Baylor to host etiquette dinner for students

Photo credit: Liesje Powers

By Rylee Seavers | Staff Writer

Baylor Career and Professional Development will hold its annual Etiquette Dinner on April 6 in the Paul L. Foster Campus of Business and Innovation room 250. The dinner is a chance for students to learn about proper etiquette in business settings said Haley Davis, career event and program coordinator.

“It’s the little things that make a good candidate stand out,” Davis said.

Davis said companies are often looking at how a person interacts with people and carries on conversation before hiring. They want to hire people that will be good representatives of their company, and good etiquette is central to that, Davis said.

Sarah Aynesworth will teach students about etiquette at the event. Aynesworth has been teaching etiquette since 1996 and said etiquette can help people feel confident in professional and social situations.

“It’s important to know [etiquette] because it makes you feel confident, and when you feel confident you make other people feel confident,” Aynesworth said.

In addition, Aynesworth said that etiquette is what relationships are built on, and good manners can make the people you interact with feel valued and manners are also much more common and practical than most people think, Aynesworth said, and Manners are the details that allow people to go far in life and their career.

“Good manners are just a constant awareness of the feelings of other people,” Aynesworth said.
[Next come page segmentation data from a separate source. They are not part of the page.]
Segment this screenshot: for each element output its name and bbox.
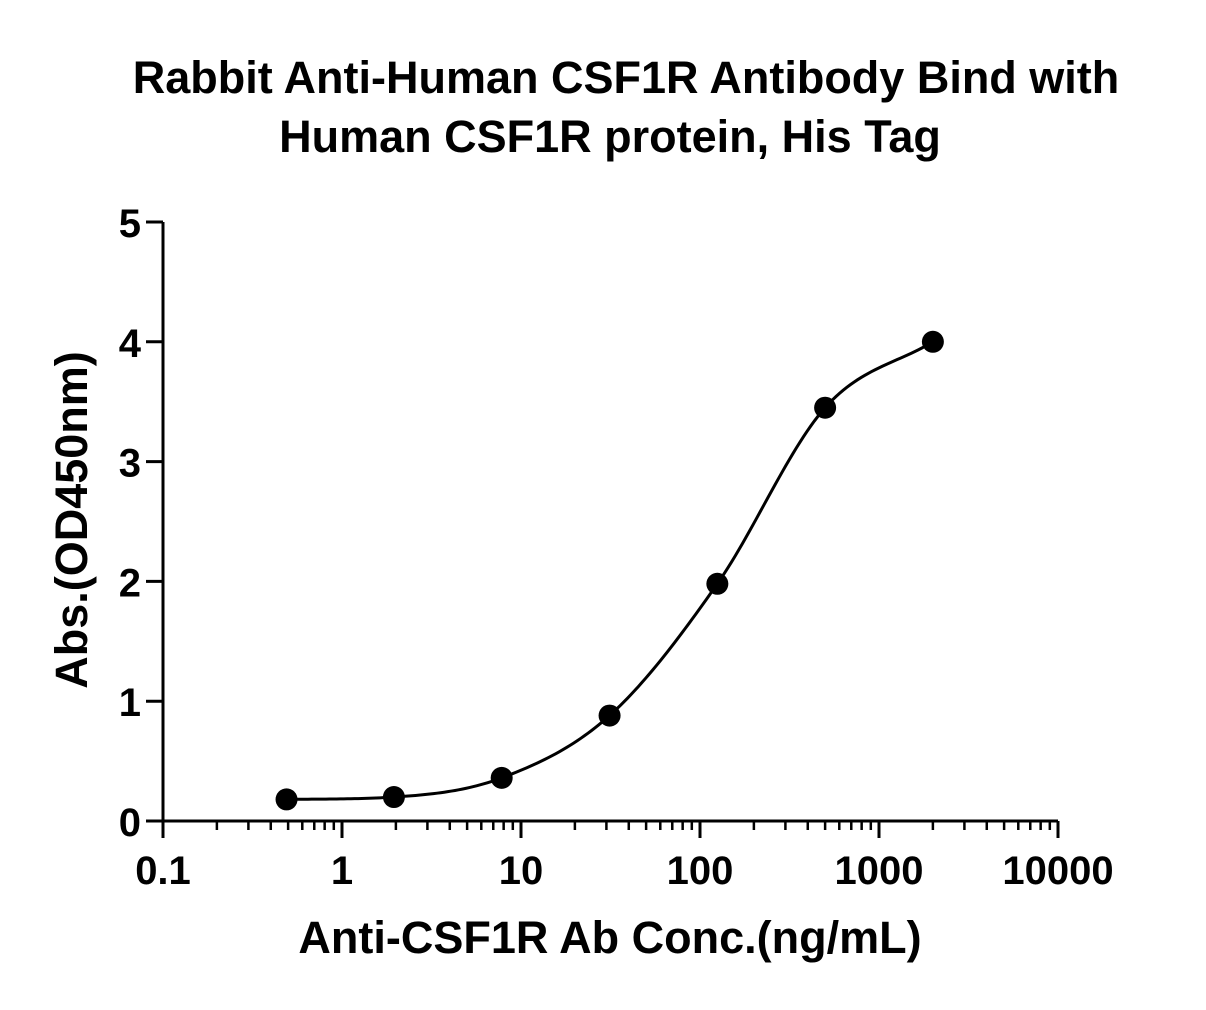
- data-point: [490, 766, 513, 789]
- x-tick-label: 1000: [835, 849, 924, 893]
- y-tick-label: 4: [119, 322, 142, 366]
- axes: 0 1 2 3 4 5 0.1 1 10 100 1000 10000: [119, 202, 1114, 893]
- fit-curve: [286, 340, 934, 801]
- y-tick-label: 3: [119, 442, 141, 486]
- x-axis-label: Anti-CSF1R Ab Conc.(ng/mL): [298, 912, 921, 963]
- y-tick-label: 5: [119, 202, 141, 246]
- data-point: [706, 572, 729, 595]
- chart-title-line-2: Human CSF1R protein, His Tag: [279, 111, 941, 162]
- x-tick-label: 0.1: [135, 849, 191, 893]
- fit-curve-group: [286, 340, 934, 801]
- y-tick-label: 2: [119, 561, 141, 605]
- chart-title-line-1: Rabbit Anti-Human CSF1R Antibody Bind wi…: [133, 52, 1120, 103]
- x-tick-label: 100: [667, 849, 734, 893]
- x-tick-label: 1: [331, 849, 353, 893]
- data-point: [275, 788, 298, 811]
- y-tick-label: 1: [119, 681, 141, 725]
- data-point: [921, 330, 944, 353]
- x-tick-label: 10: [499, 849, 544, 893]
- x-tick-label: 10000: [1002, 849, 1113, 893]
- data-point: [814, 396, 837, 419]
- y-axis-label: Abs.(OD450nm): [46, 351, 97, 689]
- data-point: [382, 786, 405, 809]
- data-points: [275, 330, 944, 811]
- y-tick-label: 0: [119, 801, 141, 845]
- data-point: [598, 704, 621, 727]
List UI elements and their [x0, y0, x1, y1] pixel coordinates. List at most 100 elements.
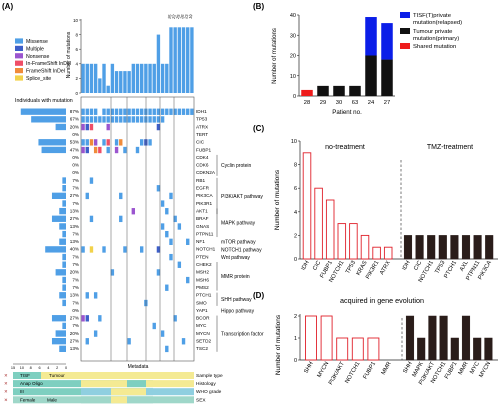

Knowing proper etiquette is also important in a business setting, Aynesworth said, because those are the things that will set you apart from other applicants and employees.

Lack of self-awareness is the most common etiquette mistake that Aynesworth sees among college students. Aynesworth said this is a lack of awareness of how a person is being being perceived by others and how those actions are affecting others.

“The person with the best manners in a room is someone who goes up to someone that no one else is speaking to and introduces themselves and says, ‘Hi, I’m Sarah Aynesworth. What is your name?,’” she said.

Davis said Baylor wants students to stand apart from other job applicants. Etiquette can make a person seem polished and is not “stuffy,” contrary to popular belief, Davis said. The event is not just for business majors, Davis said, and is intended for students of all majors. Davis said etiquette skills are essential for people of every profession.

LinkedIn photos will be offered at 5 p.m., and the dinner begins at 6 p.m. Students can register online, and the event costs five dollars.